Окстился я. Что наделал! Давай котеек собирать, да к себе. А они, глупые… Котята народились, подросли, а мамки их всё к старому дому идут. Котятки подросшие, понятно, за ними. Одичалые, то курицу придавят, то цыплёнка утащат. Сытно им там, видишь. Зверю, ему что, где сытно, там и ходит. Как удержишь? Охотники! Уж я их тут и кормлю, и слова разные говорю, а всё одно – стать их охотничья гонит туда, где птички глупые да вкусные. Сколько лет уж так. От родителей к детям. У людей тоже, видишь, от бабок к мамкам, от мамок к ребятне. Вся деревня от мала до велика на том стоит, котейку увидал – жди беды. Да и не котейка это вовсе, а вот я самый и есть – оборотень.
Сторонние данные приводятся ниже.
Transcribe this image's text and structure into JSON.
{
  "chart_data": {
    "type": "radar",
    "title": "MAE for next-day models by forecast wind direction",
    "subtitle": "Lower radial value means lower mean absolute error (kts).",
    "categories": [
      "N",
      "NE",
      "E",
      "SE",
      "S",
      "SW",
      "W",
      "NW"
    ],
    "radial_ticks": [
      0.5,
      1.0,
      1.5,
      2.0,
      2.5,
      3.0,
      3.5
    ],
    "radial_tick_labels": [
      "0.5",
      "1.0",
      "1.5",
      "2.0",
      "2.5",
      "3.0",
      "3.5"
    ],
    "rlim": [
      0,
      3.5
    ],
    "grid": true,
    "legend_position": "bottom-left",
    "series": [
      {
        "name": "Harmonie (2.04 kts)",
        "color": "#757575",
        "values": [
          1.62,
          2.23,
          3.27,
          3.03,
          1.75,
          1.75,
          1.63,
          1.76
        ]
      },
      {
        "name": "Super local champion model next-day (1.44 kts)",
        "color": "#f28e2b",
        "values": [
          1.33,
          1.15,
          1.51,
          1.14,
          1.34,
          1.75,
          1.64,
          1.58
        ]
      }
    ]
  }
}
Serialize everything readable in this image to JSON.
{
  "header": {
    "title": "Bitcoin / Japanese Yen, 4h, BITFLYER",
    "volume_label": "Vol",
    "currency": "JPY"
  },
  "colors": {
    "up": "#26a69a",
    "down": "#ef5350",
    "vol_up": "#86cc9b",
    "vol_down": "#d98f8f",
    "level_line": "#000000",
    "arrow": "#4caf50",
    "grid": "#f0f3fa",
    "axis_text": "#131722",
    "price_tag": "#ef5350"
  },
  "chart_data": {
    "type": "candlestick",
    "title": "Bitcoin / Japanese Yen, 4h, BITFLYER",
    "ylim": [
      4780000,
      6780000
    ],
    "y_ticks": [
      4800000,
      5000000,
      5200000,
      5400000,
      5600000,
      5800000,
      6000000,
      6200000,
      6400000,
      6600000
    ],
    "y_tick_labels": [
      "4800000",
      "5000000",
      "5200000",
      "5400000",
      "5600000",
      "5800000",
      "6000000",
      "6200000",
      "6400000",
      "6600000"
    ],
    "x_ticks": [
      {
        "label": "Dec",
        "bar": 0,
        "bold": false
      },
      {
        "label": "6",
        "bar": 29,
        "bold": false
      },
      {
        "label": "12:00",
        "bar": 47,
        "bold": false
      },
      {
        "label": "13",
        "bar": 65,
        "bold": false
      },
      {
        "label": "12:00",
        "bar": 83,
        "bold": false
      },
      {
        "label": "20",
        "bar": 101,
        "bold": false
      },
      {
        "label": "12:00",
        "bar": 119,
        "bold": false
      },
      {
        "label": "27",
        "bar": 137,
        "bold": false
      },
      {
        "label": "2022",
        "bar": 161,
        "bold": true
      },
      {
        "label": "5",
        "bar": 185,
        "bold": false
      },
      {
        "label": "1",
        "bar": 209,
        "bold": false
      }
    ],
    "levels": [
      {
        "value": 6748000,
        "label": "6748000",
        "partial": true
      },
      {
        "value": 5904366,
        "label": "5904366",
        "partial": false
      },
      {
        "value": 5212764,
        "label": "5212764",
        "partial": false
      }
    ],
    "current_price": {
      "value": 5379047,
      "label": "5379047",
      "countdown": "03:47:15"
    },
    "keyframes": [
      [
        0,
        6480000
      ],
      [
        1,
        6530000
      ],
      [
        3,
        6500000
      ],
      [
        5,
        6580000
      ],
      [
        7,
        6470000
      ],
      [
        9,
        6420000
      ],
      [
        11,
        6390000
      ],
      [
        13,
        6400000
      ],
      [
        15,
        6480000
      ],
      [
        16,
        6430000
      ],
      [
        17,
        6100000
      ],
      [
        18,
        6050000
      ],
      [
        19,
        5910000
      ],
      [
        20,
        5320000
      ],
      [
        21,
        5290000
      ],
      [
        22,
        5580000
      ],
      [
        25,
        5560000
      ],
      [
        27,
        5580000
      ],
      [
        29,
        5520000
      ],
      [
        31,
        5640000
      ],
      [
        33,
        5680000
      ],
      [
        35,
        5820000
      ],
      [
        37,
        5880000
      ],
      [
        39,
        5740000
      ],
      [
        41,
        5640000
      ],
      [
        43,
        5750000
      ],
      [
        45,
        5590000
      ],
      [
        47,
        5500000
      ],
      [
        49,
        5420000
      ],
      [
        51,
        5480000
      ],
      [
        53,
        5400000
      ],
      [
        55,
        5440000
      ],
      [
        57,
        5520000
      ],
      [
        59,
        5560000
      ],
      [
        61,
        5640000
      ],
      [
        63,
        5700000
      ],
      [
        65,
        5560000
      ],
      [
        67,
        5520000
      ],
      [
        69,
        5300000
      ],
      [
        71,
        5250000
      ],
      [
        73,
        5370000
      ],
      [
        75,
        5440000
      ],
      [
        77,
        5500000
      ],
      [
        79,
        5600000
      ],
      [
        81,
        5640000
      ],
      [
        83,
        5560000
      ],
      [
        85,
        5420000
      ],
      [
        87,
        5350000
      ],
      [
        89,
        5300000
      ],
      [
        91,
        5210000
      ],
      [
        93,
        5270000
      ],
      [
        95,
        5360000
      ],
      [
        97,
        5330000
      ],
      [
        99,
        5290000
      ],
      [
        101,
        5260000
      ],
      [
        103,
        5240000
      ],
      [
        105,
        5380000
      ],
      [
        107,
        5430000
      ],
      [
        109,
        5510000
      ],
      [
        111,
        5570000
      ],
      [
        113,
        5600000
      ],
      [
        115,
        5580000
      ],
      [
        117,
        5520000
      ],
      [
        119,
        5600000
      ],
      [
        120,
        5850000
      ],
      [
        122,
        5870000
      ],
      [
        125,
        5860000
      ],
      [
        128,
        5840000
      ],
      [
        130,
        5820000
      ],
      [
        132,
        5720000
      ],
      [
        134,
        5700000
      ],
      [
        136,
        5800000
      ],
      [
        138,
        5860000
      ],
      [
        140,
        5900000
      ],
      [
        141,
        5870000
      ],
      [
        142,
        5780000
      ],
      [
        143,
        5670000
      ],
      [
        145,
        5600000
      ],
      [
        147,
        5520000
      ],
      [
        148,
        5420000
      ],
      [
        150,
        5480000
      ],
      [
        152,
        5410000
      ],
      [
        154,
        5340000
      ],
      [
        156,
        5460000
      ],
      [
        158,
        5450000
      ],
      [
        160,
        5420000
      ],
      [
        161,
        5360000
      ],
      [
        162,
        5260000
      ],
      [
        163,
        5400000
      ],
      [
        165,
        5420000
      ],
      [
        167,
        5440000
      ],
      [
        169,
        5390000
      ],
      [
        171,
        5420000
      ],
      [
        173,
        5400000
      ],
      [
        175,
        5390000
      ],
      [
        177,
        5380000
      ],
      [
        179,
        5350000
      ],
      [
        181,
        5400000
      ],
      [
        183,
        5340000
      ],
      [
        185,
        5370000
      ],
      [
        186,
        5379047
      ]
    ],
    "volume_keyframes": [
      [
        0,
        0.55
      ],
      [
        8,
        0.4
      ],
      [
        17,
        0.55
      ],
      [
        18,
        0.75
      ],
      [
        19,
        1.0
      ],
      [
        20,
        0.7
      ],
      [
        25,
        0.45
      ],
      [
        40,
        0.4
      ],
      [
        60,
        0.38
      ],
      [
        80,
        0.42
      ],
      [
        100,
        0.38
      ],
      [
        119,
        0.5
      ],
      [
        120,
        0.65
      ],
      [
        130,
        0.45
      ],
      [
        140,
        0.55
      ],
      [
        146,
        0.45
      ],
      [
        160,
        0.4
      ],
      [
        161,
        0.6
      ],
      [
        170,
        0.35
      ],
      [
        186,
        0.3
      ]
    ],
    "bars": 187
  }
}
Старик невесело усмехнулся.
– Умирает Пелагея, – тихо сказал я. – Рассказывала об оборотне, а тут кот на окне…
Глазах старика сверкнули.
– Помирает, значит? От того страха, который сама нагнала, и сгинет.
– Бывает, – кивнул я. – Самовнушение называется. Если много раз повторять ложь, в неё и сам поверишь.
– Может, и так, – согласился Василий Тимофеевич. – Особо, когда твою брехню все вокруг повторяют, да ещё за свою правду выдают.
– Массовое сознание, – сумничал я и покраснел. Моё бахвальство прозвучало неуместно, как анекдот на поминках. Следовало сказать что-то другое. И я понял что. – Василий Тимофеевич, а ведь бабка Пелагея потом мужиков отговаривала идти убивать вас.